Can a utility van change your life? I think one just did.
(Here’s the backstory.)
About a year ago, I was lost in struggle. On the surface, everything was going fine, good even. I just didn’t feel good. I felt frustrated. I lost my temper with my kids and worried about little things. Oh, and I felt so much pressure to fix it all. It was exhausting.
In a moment of exasperation, I stood at my kitchen counter, gripping it as if I couldn’t hold myself up any longer, and said out loud, “Universe, spirit guides, whoever, this is me officially asking for guidance.”
I chose a pink car as a sign that something or someone was listening.
I didn’t know it at the time, but I’d surrendered. It was completely foreign to me.
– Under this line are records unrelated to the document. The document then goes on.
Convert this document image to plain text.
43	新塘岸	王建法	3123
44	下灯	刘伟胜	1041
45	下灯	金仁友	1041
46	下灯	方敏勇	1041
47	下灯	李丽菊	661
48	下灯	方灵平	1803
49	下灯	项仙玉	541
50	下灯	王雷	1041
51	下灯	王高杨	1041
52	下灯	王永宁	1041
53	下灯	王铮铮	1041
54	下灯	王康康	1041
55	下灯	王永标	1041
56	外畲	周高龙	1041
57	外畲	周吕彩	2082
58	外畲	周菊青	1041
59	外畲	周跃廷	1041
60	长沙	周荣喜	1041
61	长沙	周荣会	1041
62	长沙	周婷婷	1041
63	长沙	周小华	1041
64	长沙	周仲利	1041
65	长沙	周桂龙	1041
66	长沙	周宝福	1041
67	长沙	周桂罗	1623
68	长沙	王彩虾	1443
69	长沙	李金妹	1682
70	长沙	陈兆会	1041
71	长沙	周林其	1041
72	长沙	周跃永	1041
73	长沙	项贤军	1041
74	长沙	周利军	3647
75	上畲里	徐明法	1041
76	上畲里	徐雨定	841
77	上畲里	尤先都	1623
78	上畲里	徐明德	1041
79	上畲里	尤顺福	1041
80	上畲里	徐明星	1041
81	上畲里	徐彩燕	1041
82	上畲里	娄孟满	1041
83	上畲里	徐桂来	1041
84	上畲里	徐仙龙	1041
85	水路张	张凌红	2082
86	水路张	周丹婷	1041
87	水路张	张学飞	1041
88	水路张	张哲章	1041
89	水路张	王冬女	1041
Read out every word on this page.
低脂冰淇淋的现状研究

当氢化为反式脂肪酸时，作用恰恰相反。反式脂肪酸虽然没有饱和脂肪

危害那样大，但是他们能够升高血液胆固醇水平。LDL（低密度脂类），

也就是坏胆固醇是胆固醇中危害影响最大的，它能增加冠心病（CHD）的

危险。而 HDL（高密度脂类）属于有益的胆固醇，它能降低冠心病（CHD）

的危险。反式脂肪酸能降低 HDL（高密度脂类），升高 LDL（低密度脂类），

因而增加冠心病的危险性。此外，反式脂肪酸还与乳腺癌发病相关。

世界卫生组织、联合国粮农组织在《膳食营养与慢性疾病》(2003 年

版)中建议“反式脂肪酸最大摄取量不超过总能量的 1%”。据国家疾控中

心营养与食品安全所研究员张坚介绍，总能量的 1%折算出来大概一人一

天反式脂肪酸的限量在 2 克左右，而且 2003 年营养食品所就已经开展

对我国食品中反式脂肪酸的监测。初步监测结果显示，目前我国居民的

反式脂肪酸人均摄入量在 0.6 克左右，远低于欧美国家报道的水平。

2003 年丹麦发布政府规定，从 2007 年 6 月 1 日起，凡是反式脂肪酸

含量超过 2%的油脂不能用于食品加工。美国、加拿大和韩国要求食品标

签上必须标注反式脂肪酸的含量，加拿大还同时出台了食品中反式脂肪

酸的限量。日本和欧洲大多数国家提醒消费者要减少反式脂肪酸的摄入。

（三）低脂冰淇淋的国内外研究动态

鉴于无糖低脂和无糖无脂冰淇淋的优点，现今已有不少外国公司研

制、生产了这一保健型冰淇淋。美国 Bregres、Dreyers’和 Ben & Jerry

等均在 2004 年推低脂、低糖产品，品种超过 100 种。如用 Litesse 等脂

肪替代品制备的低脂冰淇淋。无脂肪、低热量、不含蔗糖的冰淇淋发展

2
Surrender’s been a hard concept. For a long time, I placed most of my worth on discipline and hard work. If I wanted something, I figured out how to make it happen, followed my plan, and succeeded.
Make a plan, follow it, succeed. It was a foolproof formula until it stopped working. I’m certain this had everything to do with the struggle I felt.
Since that day, I’ve spotted pink cars everywhere. They show up in my dreams, my neighborhood, parking lots, and intersections. There’s one particular pink utility van that has a special meaning to me. I’ve seen that van in moments of complete hope and complete doubt. Every time, I smile and think, “There’s my van. All is well.”
Still, for all the connection I’ve felt, the little voice of doubt creeps back in. Even on my most peaceful days, the part of me seeking freedom and faith also wants to keep at least one foot planted firmly in control. If I say the right words and let go just enough, things will go according to plan.
Here’s what happened just this morning that’s changed everything, and this is me making a declaration that I want to remember it:
During my morning commute, that pink van turned into the lane just ahead of me. I smiled at this wink from the Universe as it wove through the traffic out of my sight. A few minutes later, traffic came to a standstill, and I found myself directly behind the van. I saw flashing lights ahead and expected that this might be awhile. A little thought popped in my head then, quiet but clear as anything, “This was no coincidence. That van has a message for you.”
That’s when I really looked at the van. For the first time, I noticed the bright white letters across the back: Rite Way.
I must have seen that van a hundred times in the last year, and I’ve known it belonged to the Rite Way company. But never once had I actually read the words.
Rite Way. Message received.
All this time, I’ve wanted to have more trust, but I’ve felt too afraid.
I’ve envisioned so many versions of the “right” way over the years, all of them limited. All of them dampened by that fear. No matter what’s happening in my life, no matter how good it is, a little piece of me says, “It’s still not enough, it would have been better if…” and I can’t see that I’ve got a really good thing going.
I used to beat myself up about this, but now I know it’s no one’s fault. Fear can’t see things any more clearly than I can. All the beliefs I have about how things should work are as limited as my view of the universe. Did you know that even a full moon can overpower the milky way? The night sky and the big, beautiful moon I associate with hope and magic and new beginnings, even that isn’t the whole picture. So, it makes sense that even our biggest, most delicious desires, as beautiful and authentic as they may be, aren’t the whole picture either.
“I’ve been going the right way all along, haven’t I?” I said to the van.
I felt tremendous liberation with this realization, and yes, a little fear.
Surrender’s scary. It means acknowledging that I don’t have the control I thought I did and accepting that my plans may never materialize. Maybe I’ll have to face how caught up in all the wrong things I can get or that I don’t know nearly as much as I thought I did. And it means putting down the armor. My protection. All the controlling feels safe, and who doesn’t want that?
I’m choosing freedom now.
The angst of figuring it all out is unnecessary, and it’s that energy that’s at the root of the struggle, not the details of my life.
It hurts to think I could have done without so much of the pressure. There’s beauty in my life that I can only see in my memories now, and I wish I’d been more present for it.
But… I can choose to do without the pressure now. And again tomorrow and the next day and the next.
As I think back to how I got to where I am today, I see how hard I worked. I put in the time, the energy, and I paid attention to all the who, what, when, where, how’s of making those plans reality. So many of which never happened, and for that I am forever grateful.
It’s that gratitude and the joy of relaxing into the moment that I forget sometimes, but I’m going to remember now that I can choose to trust I’m going the right way, bumps and detours and all.
I don’t know. Maybe it was a coincidence. Just a pink van that pulled up ahead of me in traffic. I much prefer the magic version.
If you heard a little voice today that said, “This is no coincidence!” this is my message to you:
What would happen if you trusted you’re already going the right way?